Pinto Shrimp are a type of Taitibee, which is a “mischling” or crossbreed. Tibee shrimp were created by crossing either a Tiger Shrimp with a Taiwan Bee Shrimp, or a Tiger Shrimp and a Crystal Red or Black Shrimp. Taitibee and Pinto Shrimp are the result of crossing a Tibee Shrimp back to a Taiwan Bee. Pinto Shrimp display three different color variations: zebra, spotted head, and “fancy”—cloud or skunk pattern. These shrimp can exhibit these patterns in black and white or red and white. Sexing Pinto Shrimp can be somewhat difficult until the shrimp begin to mature. Female shrimp have slightly larger tails and display a “saddle” formation on the upper body, behind the head, where eggs are stored before fertilization. The saddle can be nearly impossible to identify on this shrimp due to its dark coloration. When female shrimp are “berried”, or have eggs ready for fertilization, the saddle shape will appear more prominent. Once the shrimp are fully-grown the males will be smaller than the females.
Galaxy Pinto Grading:
- 0 Spots on the head – Zebra Pinto
- 1 – 2 Spots on the head – Medium Grade and now Galaxy Pinto
- 3 – 5 Spots on the head – High Grade Galaxy PInto
- 6 Or more spots on the head – Highest Grade Galaxy Pinto
- Line connecting rostrum to zebra stripes – Galaxy Fishbone
Pinto Shrimp are very sensitive to water conditions, as with many shrimp that are the result of inbreeding for desirable characteristics. It is recommended to use a larger tank for these shrimp, at least 25 gallons. This is in part because it is easier to maintain consistent parameters in a larger tank. Having completely clean, almost drinkable, water is necessary to keep Pinto Shrimp healthy. There is conflicting information on the best water parameters for these shrimp. They may prefer warmer conditions and neutral pH, but these conditions are not ideal because they can breed nasty pathogens that threaten the shrimp. There is evidence that low temperature and pH helps protect the shrimp from disease, rather than being their preferential environment.

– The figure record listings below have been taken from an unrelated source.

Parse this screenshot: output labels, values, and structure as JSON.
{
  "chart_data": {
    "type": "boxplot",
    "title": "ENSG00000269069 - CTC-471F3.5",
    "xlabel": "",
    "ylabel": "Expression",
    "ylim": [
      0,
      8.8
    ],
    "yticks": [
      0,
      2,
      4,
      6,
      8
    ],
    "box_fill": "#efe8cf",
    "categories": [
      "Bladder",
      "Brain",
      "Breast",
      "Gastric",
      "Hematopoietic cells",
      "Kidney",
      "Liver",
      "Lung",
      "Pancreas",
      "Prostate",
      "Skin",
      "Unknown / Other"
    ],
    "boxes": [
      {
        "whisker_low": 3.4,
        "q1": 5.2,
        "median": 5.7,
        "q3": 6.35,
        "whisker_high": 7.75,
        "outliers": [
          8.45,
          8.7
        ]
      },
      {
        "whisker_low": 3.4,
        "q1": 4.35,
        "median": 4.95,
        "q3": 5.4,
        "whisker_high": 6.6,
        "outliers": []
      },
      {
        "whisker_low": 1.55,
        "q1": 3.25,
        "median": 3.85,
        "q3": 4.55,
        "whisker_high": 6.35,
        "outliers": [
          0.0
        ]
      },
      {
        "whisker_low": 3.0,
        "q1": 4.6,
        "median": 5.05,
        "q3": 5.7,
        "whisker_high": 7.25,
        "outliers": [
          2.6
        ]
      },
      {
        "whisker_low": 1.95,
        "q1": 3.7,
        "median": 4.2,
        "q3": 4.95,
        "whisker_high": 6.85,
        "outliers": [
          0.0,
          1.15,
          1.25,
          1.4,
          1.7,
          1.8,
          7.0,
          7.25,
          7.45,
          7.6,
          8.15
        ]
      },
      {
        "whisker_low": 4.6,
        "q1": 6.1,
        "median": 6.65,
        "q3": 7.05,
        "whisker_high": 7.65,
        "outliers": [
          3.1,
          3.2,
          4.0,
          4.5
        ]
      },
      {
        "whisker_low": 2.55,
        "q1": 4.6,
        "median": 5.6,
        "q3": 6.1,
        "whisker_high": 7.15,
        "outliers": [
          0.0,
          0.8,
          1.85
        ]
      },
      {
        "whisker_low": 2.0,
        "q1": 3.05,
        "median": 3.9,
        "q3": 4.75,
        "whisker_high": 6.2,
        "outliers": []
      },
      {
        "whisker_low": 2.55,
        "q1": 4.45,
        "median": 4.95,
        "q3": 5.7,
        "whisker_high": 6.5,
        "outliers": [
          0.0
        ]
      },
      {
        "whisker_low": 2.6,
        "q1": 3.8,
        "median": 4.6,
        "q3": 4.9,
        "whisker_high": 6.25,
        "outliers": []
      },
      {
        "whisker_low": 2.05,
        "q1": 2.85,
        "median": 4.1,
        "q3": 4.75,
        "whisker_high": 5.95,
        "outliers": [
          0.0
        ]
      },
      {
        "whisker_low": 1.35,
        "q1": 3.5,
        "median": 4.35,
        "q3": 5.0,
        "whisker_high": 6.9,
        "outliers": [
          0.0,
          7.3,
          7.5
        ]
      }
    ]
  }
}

Pinto Shrimp make an impressive addition to an experienced shrimp hobbyist’s aquarium. If you are looking for the challenge of keeping a very rare and coveted shrimp, Pinto Shrimp may be for you. Although these shrimp require more care and attention, keeping these stunning and active shrimp can be extremely rewarding.
Our water parameters:
- pH – 5.8
- GH – 5
- KH – 0
- TDS – 140
Ideal water parameters:
- pH (5,5 – 6,8)
- GH (4 – 6)
- KH (0 – 1)
- TDS (100 – 190)
What to feed your shrimp?
- Shrimp King range offers the best results in our experience
- GlasGarten foods are great value for money
- OG shrimp food is a great local brand, good food
- We feed our shrimp a variety of different foods, a different type for each day
- A well balanced diet is essential to a healthy shrimp
Our mineralization process:
- Age your reverse osmosis (RO) water for 2 – 3 days with an air stone
- This will remove any additional evaporative odors
- Add a de-chlorinator for safety
- Aging the water will drop the pH of the RO water
- Add GH+ minerals to the RO water 24 hours prior to a water change
- Add minerals to achieve desired TDS (total dissolved solids)
- TDS will differ slightly in different areas
- Our measurements with Shrimp King GH+ are
- TDS 100 – GH of 4
- TDS 120 – GH of 5
- TDS 140 – GH of 6
- Our water is prepped between 100 – 120 to make sure the GH in the tank does not rise above 6.
- Remove 10 – 15% of your water from your aquarium
- Add newly prepped water as slow as possible back to the tank
- The biggest shrimp killers are adjustments in water quality
- Acclimate slowly, add water slowly
- This will avoid quick changes in GH and pH
Our shrimp are sold at 1cm – 1,5cm in size. Age of the shrimp at this size is 3 – 4 months. We sell shrimp at this size for 2 reasons:
- The younger shrimps acclimate better to new environments and also travel better over long distances.
- They will live longer for you and grow up with your maintenance habits and aquarium keeping traits. Everyone does this a little different.